Hallelujah [King Vidor], film américain en noir et blanc de King Vidor, réalisé en 1929.

Zeke (Daniel L. Haynes) et son frère aîné Spunk (Everett McGarrity) se rendent en ville afin d’y négocier la récolte de coton familiale. Pour séduire Chick, une entraîneuse, Zeke participe à une partie de dés et a tôt fait de s’y ruiner. Quand il est convaincu que son partenaire (qui est l’amant de Chick) est un tricheur, il se jette dans une bagarre au cours de laquelle une balle perdue tue son frère. Dévoré par le remords, il devient prêcheur — sans pour autant réussir à se déprendre de Chick.

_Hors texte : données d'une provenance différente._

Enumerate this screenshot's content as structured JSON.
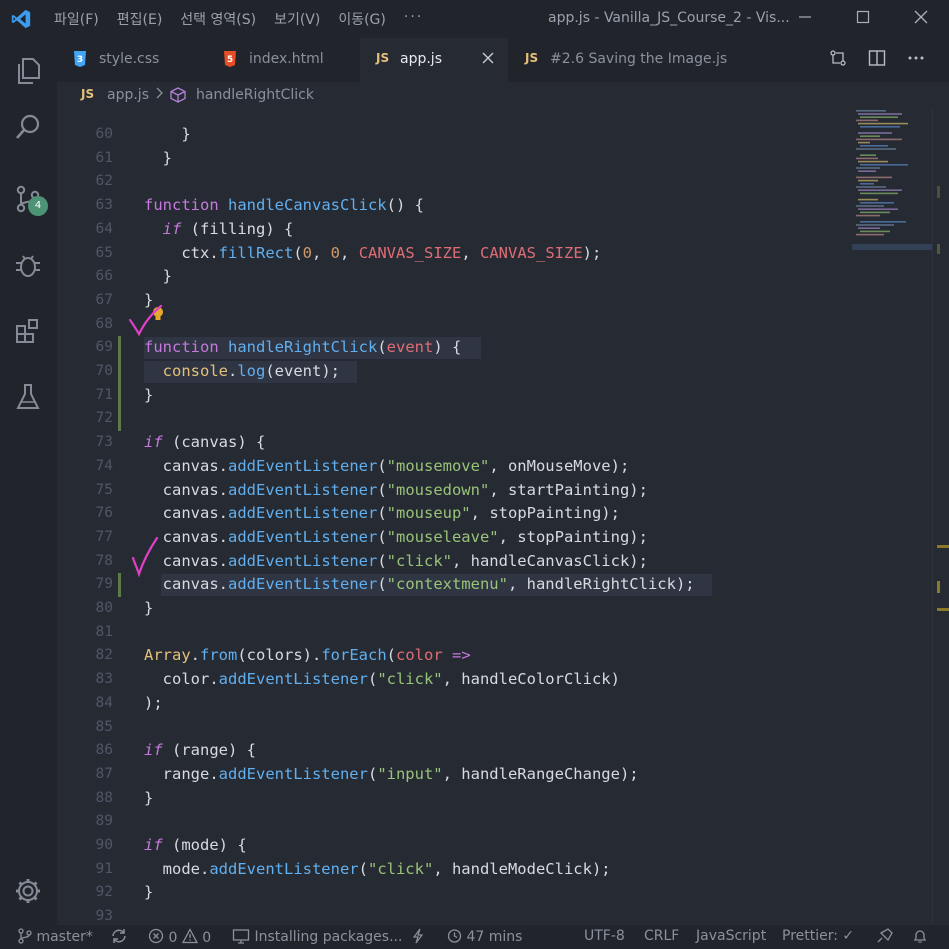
{
  "menu": [
    "파일(F)",
    "편집(E)",
    "선택 영역(S)",
    "보기(V)",
    "이동(G)",
    "···"
  ],
  "window_title": "app.js - Vanilla_JS_Course_2 - Vis...",
  "activity": {
    "scm_badge": "4"
  },
  "tabs": [
    {
      "icon": "css-icon",
      "label": "style.css",
      "active": false
    },
    {
      "icon": "html-icon",
      "label": "index.html",
      "active": false
    },
    {
      "icon": "js-icon",
      "icon_text": "JS",
      "label": "app.js",
      "active": true
    },
    {
      "icon": "js-icon",
      "icon_text": "JS",
      "label": "#2.6 Saving the Image.js",
      "active": false
    }
  ],
  "breadcrumb": {
    "js_badge": "JS",
    "file": "app.js",
    "symbol": "handleRightClick"
  },
  "code_lines": [
    {
      "n": "60",
      "tokens": [
        [
          "pun",
          "    }"
        ]
      ]
    },
    {
      "n": "61",
      "tokens": [
        [
          "pun",
          "  }"
        ]
      ]
    },
    {
      "n": "62",
      "tokens": []
    },
    {
      "n": "63",
      "tokens": [
        [
          "kw",
          "function "
        ],
        [
          "fn",
          "handleCanvasClick"
        ],
        [
          "pun",
          "() {"
        ]
      ]
    },
    {
      "n": "64",
      "tokens": [
        [
          "kwi",
          "  if "
        ],
        [
          "pun",
          "(filling) {"
        ]
      ]
    },
    {
      "n": "65",
      "tokens": [
        [
          "pun",
          "    ctx."
        ],
        [
          "fn",
          "fillRect"
        ],
        [
          "pun",
          "("
        ],
        [
          "num",
          "0"
        ],
        [
          "pun",
          ", "
        ],
        [
          "num",
          "0"
        ],
        [
          "pun",
          ", "
        ],
        [
          "const",
          "CANVAS_SIZE"
        ],
        [
          "pun",
          ", "
        ],
        [
          "const",
          "CANVAS_SIZE"
        ],
        [
          "pun",
          ");"
        ]
      ]
    },
    {
      "n": "66",
      "tokens": [
        [
          "pun",
          "  }"
        ]
      ]
    },
    {
      "n": "67",
      "tokens": [
        [
          "pun",
          "}"
        ]
      ]
    },
    {
      "n": "68",
      "tokens": []
    },
    {
      "n": "69",
      "tokens": [
        [
          "kw",
          "function "
        ],
        [
          "fn",
          "handleRightClick"
        ],
        [
          "pun",
          "("
        ],
        [
          "param",
          "event"
        ],
        [
          "pun",
          ") {"
        ]
      ]
    },
    {
      "n": "70",
      "tokens": [
        [
          "cls",
          "  console"
        ],
        [
          "pun",
          "."
        ],
        [
          "fn",
          "log"
        ],
        [
          "pun",
          "(event);"
        ]
      ]
    },
    {
      "n": "71",
      "tokens": [
        [
          "pun",
          "}"
        ]
      ]
    },
    {
      "n": "72",
      "tokens": []
    },
    {
      "n": "73",
      "tokens": [
        [
          "kwi",
          "if "
        ],
        [
          "pun",
          "(canvas) {"
        ]
      ]
    },
    {
      "n": "74",
      "tokens": [
        [
          "pun",
          "  canvas."
        ],
        [
          "fn",
          "addEventListener"
        ],
        [
          "pun",
          "("
        ],
        [
          "str",
          "\"mousemove\""
        ],
        [
          "pun",
          ", onMouseMove);"
        ]
      ]
    },
    {
      "n": "75",
      "tokens": [
        [
          "pun",
          "  canvas."
        ],
        [
          "fn",
          "addEventListener"
        ],
        [
          "pun",
          "("
        ],
        [
          "str",
          "\"mousedown\""
        ],
        [
          "pun",
          ", startPainting);"
        ]
      ]
    },
    {
      "n": "76",
      "tokens": [
        [
          "pun",
          "  canvas."
        ],
        [
          "fn",
          "addEventListener"
        ],
        [
          "pun",
          "("
        ],
        [
          "str",
          "\"mouseup\""
        ],
        [
          "pun",
          ", stopPainting);"
        ]
      ]
    },
    {
      "n": "77",
      "tokens": [
        [
          "pun",
          "  canvas."
        ],
        [
          "fn",
          "addEventListener"
        ],
        [
          "pun",
          "("
        ],
        [
          "str",
          "\"mouseleave\""
        ],
        [
          "pun",
          ", stopPainting);"
        ]
      ]
    },
    {
      "n": "78",
      "tokens": [
        [
          "pun",
          "  canvas."
        ],
        [
          "fn",
          "addEventListener"
        ],
        [
          "pun",
          "("
        ],
        [
          "str",
          "\"click\""
        ],
        [
          "pun",
          ", handleCanvasClick);"
        ]
      ]
    },
    {
      "n": "79",
      "tokens": [
        [
          "pun",
          "  canvas."
        ],
        [
          "fn",
          "addEventListener"
        ],
        [
          "pun",
          "("
        ],
        [
          "str",
          "\"contextmenu\""
        ],
        [
          "pun",
          ", handleRightClick);"
        ]
      ]
    },
    {
      "n": "80",
      "tokens": [
        [
          "pun",
          "}"
        ]
      ]
    },
    {
      "n": "81",
      "tokens": []
    },
    {
      "n": "82",
      "tokens": [
        [
          "cls",
          "Array"
        ],
        [
          "pun",
          "."
        ],
        [
          "fn",
          "from"
        ],
        [
          "pun",
          "(colors)."
        ],
        [
          "fn",
          "forEach"
        ],
        [
          "pun",
          "("
        ],
        [
          "param",
          "color"
        ],
        [
          "kw",
          " =>"
        ]
      ]
    },
    {
      "n": "83",
      "tokens": [
        [
          "pun",
          "  color."
        ],
        [
          "fn",
          "addEventListener"
        ],
        [
          "pun",
          "("
        ],
        [
          "str",
          "\"click\""
        ],
        [
          "pun",
          ", handleColorClick)"
        ]
      ]
    },
    {
      "n": "84",
      "tokens": [
        [
          "pun",
          ");"
        ]
      ]
    },
    {
      "n": "85",
      "tokens": []
    },
    {
      "n": "86",
      "tokens": [
        [
          "kwi",
          "if "
        ],
        [
          "pun",
          "(range) {"
        ]
      ]
    },
    {
      "n": "87",
      "tokens": [
        [
          "pun",
          "  range."
        ],
        [
          "fn",
          "addEventListener"
        ],
        [
          "pun",
          "("
        ],
        [
          "str",
          "\"input\""
        ],
        [
          "pun",
          ", handleRangeChange);"
        ]
      ]
    },
    {
      "n": "88",
      "tokens": [
        [
          "pun",
          "}"
        ]
      ]
    },
    {
      "n": "89",
      "tokens": []
    },
    {
      "n": "90",
      "tokens": [
        [
          "kwi",
          "if "
        ],
        [
          "pun",
          "(mode) {"
        ]
      ]
    },
    {
      "n": "91",
      "tokens": [
        [
          "pun",
          "  mode."
        ],
        [
          "fn",
          "addEventListener"
        ],
        [
          "pun",
          "("
        ],
        [
          "str",
          "\"click\""
        ],
        [
          "pun",
          ", handleModeClick);"
        ]
      ]
    },
    {
      "n": "92",
      "tokens": [
        [
          "pun",
          "}"
        ]
      ]
    },
    {
      "n": "93",
      "tokens": []
    }
  ],
  "statusbar": {
    "branch": "master*",
    "errors": "0",
    "warnings": "0",
    "installing": "Installing packages...",
    "time": "47 mins",
    "encoding": "UTF-8",
    "eol": "CRLF",
    "language": "JavaScript",
    "prettier": "Prettier: ✓"
  },
  "colors": {
    "accent_green": "#4d9375",
    "annotation_pink": "#e040c8",
    "bulb": "#e5a92b"
  }
}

Avec Hallelujah, King Vidor donne ses premières lettres de noblesse au cinéma parlant. L’omniprésence du son et de la musique (negro spirituals et blues notamment) donne à ce film biblique des allures de chant lyrique où les soudaines envolées instrumentales nous arrachent brutalement aux rivages paisibles de l’action pour nous faire aborder l’émotion intense du mélodrame. De fait, tout l’art de Vidor consistera toujours à substituer au calme quasi documentaire des situations (la séquence du baptême dans la rivière) la brutalité fulgurante du souffle romantique (qui culmine, par exemple, dans la mort des deux amants de Duel au soleil, 1947). Si Hallelujah demeure un des premiers films de l’histoire du cinéma tourné entièrement avec des Noirs, la thématique du film s’inscrit pleinement dans l’imaginaire blanc de l’époque, tout entier polarisé autour de l’opposition dickensienne de la ville et de la campagne. De David Wark Griffith à F. W. Murnau, de Charlie Chaplin à Robert Flaherty, la plupart des grands cinéastes du muet ont critiqué l’ère industrielle, pointant la ville comme le lieu de toutes les souillures morales en opposition à la beauté originelle de la nature. Le film Hallelujah n’échappe pas à la règle et son unique sujet reste la nécessité absolue de la morale et les difficultés de l’homme à s’y soumettre. King Vidor se fera de tous temps l’apôtre hollywoodien de cette vision biblique du monde et du nécessaire retour de l’homme à la terre, qui a d’ailleurs exercé une grande influence sur l’œuvre d’un autre grand cinéaste américain : John Ford.